La lezione del Dottore

umbertoLa speranza è diventata realtà. L’attesa per una presidenza degna della storia e del prestigio della Juventus è stata lunga. Quattro anni sono trascorsi da quel fatidico 7 maggio in cui John Elkann prese le distanze dalla dirigenza che di lì a poco sarebbe stata inghiottita dalle sentenze di Calciopoli. “Siamo vicini alla squadra e all’allenatore” disse il nipote dell’Avvocato, consegnando, di fatto, anche la società alle pesanti sentenze sportive che la condannarono. Lo sconsolante andamento della Juventus di quest’anno ha accelerato un destino che pareva segnato. Andrea Agnelli presidente, riprendendo un solco bruscamente interrotto in quella maledetta estate. Andrea presidente come il nonno Edoardo che guidò la Juventus (dal 1923 al 1935) nella leggendaria impresa di conquistare cinque scudetti consecutivi dal 1930 al 1935, come lo zio Gianni, presidente dal 1947 al 1954, ma soprattutto come il papà Umberto, giovanissimo presidente della Juventus della prima stella, quella di Boniperti, Sivori e Charles, che si aggiudicò tre scudetti in quattro anni. Umberto rilevò a ventidue anni la società in uno stato di profonda crisi. Dopo un breve periodo di reggenza diventò presidente nel 1956, un anno in cui la Juventus conquistò la salvezza alla penultima di campionato vincendo contro la Triestina. Tale era la crisi che negli ambienti torinesi si vociferava addirittura di una possibile fusione con il Torino che versava in gravi difficoltà. Nell’estate del 1957 arrivarono in un colpo solo Charles e Sivori e la storia bianconera si colorò di una delle pagine più belle e affascinanti della propria storia. La crisi di oggi non è certo paragonabile a quella di allora, ma i punti di contatto sono evidenti.

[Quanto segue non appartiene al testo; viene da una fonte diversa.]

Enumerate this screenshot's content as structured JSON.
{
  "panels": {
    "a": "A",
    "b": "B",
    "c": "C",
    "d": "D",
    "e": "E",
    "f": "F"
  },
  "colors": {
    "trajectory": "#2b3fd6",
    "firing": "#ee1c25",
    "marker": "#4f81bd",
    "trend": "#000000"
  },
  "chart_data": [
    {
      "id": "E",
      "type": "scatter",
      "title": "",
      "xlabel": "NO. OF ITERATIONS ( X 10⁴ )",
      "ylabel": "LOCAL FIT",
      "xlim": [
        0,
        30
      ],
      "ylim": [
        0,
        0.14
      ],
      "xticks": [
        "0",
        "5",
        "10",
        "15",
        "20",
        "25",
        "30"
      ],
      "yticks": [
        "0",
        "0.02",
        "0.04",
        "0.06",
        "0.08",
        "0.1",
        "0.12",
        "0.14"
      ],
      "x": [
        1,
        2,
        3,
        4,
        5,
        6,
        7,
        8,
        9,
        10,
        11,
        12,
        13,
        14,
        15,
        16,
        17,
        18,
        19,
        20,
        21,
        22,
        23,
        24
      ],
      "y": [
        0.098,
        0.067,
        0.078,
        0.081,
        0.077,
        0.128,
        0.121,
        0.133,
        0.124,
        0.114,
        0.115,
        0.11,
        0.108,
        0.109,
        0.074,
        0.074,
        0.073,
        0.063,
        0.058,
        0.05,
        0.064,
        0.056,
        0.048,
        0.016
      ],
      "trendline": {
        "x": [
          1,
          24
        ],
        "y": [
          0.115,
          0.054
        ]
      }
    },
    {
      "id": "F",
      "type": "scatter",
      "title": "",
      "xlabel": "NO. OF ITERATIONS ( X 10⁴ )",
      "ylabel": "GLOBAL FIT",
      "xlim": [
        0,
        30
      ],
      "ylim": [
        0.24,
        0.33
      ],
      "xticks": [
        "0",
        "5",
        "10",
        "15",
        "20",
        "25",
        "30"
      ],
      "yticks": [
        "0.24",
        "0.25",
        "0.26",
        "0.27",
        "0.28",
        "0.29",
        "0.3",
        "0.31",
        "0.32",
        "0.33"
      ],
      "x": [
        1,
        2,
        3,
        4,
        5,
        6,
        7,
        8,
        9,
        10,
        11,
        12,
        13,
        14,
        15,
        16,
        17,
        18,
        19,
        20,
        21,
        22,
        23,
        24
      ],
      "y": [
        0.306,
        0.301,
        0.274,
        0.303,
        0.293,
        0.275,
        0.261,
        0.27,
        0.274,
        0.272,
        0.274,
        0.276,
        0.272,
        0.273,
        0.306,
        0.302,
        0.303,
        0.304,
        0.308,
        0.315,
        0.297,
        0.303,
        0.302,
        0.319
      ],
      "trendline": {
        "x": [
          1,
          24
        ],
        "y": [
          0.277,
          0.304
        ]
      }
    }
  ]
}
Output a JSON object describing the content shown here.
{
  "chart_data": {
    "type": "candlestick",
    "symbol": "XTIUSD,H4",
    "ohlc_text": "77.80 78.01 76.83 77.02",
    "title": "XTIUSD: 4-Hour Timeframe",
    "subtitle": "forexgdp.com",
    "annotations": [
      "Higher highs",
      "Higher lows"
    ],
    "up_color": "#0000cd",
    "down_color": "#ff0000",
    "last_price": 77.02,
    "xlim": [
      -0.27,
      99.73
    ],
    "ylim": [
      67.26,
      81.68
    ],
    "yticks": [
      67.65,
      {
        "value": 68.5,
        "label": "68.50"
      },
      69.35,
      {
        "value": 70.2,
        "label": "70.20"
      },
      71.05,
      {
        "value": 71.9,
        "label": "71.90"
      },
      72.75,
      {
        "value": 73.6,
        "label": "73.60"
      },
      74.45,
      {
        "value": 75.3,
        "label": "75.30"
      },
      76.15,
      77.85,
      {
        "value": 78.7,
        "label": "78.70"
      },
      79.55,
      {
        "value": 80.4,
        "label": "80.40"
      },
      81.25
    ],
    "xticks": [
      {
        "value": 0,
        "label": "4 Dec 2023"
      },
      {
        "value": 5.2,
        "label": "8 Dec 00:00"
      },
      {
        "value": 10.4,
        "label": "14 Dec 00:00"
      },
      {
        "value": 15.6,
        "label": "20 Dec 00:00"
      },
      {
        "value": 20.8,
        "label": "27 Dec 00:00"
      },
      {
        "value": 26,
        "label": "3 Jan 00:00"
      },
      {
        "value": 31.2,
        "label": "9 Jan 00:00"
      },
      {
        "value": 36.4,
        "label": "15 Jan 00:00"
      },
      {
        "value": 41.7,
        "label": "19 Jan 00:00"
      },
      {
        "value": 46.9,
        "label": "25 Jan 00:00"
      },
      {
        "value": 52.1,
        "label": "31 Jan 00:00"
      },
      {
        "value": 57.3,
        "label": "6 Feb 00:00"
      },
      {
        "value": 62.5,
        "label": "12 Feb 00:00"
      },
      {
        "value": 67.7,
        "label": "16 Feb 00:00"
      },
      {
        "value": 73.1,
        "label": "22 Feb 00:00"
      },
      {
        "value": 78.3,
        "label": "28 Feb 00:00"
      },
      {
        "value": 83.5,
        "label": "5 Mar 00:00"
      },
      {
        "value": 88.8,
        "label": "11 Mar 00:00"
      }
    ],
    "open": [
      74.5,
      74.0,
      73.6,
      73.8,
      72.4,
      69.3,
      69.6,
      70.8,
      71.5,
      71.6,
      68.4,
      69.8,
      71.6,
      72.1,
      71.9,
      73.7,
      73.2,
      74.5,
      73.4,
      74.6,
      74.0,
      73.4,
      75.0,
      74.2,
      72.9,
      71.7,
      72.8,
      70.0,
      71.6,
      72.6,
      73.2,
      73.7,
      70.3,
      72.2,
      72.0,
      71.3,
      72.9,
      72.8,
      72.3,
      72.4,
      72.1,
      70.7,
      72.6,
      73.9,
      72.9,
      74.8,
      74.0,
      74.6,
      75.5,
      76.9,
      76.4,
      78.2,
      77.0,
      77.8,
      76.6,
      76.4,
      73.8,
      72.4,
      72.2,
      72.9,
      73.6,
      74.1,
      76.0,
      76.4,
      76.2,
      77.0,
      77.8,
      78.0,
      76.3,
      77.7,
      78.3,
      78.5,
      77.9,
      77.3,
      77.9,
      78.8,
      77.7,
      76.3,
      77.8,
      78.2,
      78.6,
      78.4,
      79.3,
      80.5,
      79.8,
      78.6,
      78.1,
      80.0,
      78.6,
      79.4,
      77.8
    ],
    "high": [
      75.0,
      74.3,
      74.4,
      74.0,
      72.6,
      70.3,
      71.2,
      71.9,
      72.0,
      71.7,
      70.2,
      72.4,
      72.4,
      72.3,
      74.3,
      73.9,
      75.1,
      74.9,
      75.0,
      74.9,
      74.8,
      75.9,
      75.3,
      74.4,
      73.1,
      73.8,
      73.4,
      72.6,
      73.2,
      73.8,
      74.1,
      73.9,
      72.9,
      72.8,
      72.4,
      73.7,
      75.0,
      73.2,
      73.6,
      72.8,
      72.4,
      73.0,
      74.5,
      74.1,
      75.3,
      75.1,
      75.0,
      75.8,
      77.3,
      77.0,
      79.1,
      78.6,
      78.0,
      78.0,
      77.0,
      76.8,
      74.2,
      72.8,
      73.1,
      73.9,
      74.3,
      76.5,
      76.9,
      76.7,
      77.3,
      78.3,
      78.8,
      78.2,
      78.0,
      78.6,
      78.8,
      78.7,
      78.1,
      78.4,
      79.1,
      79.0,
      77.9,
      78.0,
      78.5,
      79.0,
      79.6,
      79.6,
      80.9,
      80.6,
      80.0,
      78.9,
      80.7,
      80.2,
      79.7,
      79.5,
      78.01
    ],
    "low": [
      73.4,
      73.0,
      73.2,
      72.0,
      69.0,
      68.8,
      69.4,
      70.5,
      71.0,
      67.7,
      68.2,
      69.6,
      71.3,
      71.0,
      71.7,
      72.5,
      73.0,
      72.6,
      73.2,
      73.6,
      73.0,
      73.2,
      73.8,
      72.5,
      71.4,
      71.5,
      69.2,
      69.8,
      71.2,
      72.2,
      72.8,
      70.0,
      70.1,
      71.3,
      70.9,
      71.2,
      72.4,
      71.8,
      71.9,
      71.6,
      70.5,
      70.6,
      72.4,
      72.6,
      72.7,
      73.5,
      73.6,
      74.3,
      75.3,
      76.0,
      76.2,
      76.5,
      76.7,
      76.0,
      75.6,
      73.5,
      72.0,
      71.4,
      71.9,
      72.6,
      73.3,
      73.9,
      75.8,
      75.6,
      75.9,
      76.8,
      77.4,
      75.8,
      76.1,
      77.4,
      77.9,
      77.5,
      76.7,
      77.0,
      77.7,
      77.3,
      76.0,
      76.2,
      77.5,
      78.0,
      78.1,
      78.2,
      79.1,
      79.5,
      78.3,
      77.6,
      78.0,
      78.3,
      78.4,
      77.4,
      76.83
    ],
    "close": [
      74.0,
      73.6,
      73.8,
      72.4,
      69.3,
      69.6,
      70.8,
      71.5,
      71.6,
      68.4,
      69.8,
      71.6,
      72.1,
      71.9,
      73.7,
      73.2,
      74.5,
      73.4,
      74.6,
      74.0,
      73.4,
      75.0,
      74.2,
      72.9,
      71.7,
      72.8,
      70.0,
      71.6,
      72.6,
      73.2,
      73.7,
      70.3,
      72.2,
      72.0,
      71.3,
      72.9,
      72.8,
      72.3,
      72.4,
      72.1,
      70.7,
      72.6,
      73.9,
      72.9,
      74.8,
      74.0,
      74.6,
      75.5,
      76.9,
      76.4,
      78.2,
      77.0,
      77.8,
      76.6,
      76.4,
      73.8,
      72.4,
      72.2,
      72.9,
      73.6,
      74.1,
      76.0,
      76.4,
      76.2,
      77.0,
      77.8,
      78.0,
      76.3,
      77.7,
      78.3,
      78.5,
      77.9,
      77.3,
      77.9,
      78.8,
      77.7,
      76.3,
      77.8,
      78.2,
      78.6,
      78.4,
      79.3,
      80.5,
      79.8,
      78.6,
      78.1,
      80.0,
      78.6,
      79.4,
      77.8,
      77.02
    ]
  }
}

Anche oggi Andrea, come successe a Umberto, è chiamato a rifondare una società dopo un periodo grigio di risultati, aggravato dall’indimenticato atteggiamento rinunciatario assunto dalla proprietà e dalla dirigenza juventina riguardo alla vicenda di Calciopoli. La storia si ripete a cinquant’anni e passa di distanza. Il Dottore, sebbene fosse persona razionale con l’occhio lungo sul bilancio, in quella fatidica estate del 1957 prese il coraggio a due mani. Gli arrivi di Charles e Sivori non furono quelli di due giocatori qualsiasi, ma il meglio allora in circolazione. Omar Sivori era considerato il miglior calciatore argentino e, vestendo la maglia bianconera, avrebbe poi anche vinto il pallone d’oro del 1961, mentre il gallese John Charles era il meglio che potesse esprimere il campionato inglese. Furbo, rapido e dotato di classe sopraffina, così era Sivori; potenza, colpo di testa e fisicità rappresentavano invece le caratteristiche del “gigante buono” gallese. Segnarono 50 gol in due nel campionato del decimo scudetto (28 Charles, 22 Sivori) integrandosi alla perfezione nei meccanismi offensivi bianconeri. Quelle della Juventus della prima stella furono scelte coraggiose e impegnative economicamente, ma lungimiranti, e tali da consentire l’apertura di un ciclo di vittorie straordinarie. Arrivarono tre scudetti e due coppe Italia nell’arco di quattro anni, in cui mancò l’affermazione in ambito europeo soprattutto per mancanza di mentalità. Contava il campionato e gli intermezzi settimanali della Coppa dei Campioni venivano considerati dai giocatori come delle solenni seccature. Andrea la lezione della storia l’ha certo studiata, lo si è capito dalla breve conferenza stampa dell'esordio. Il presidente che ogni juventinovero aspettava da almeno quattro anni è chiamato a scelte coraggiose per rifondare quadri societari e tecnici. Si faccia il possibile per tralasciare le vie di mezzo. Serve semplicemente il meglio per riannodare i fili di una grande storia spezzata un’estate di quattro anni fa.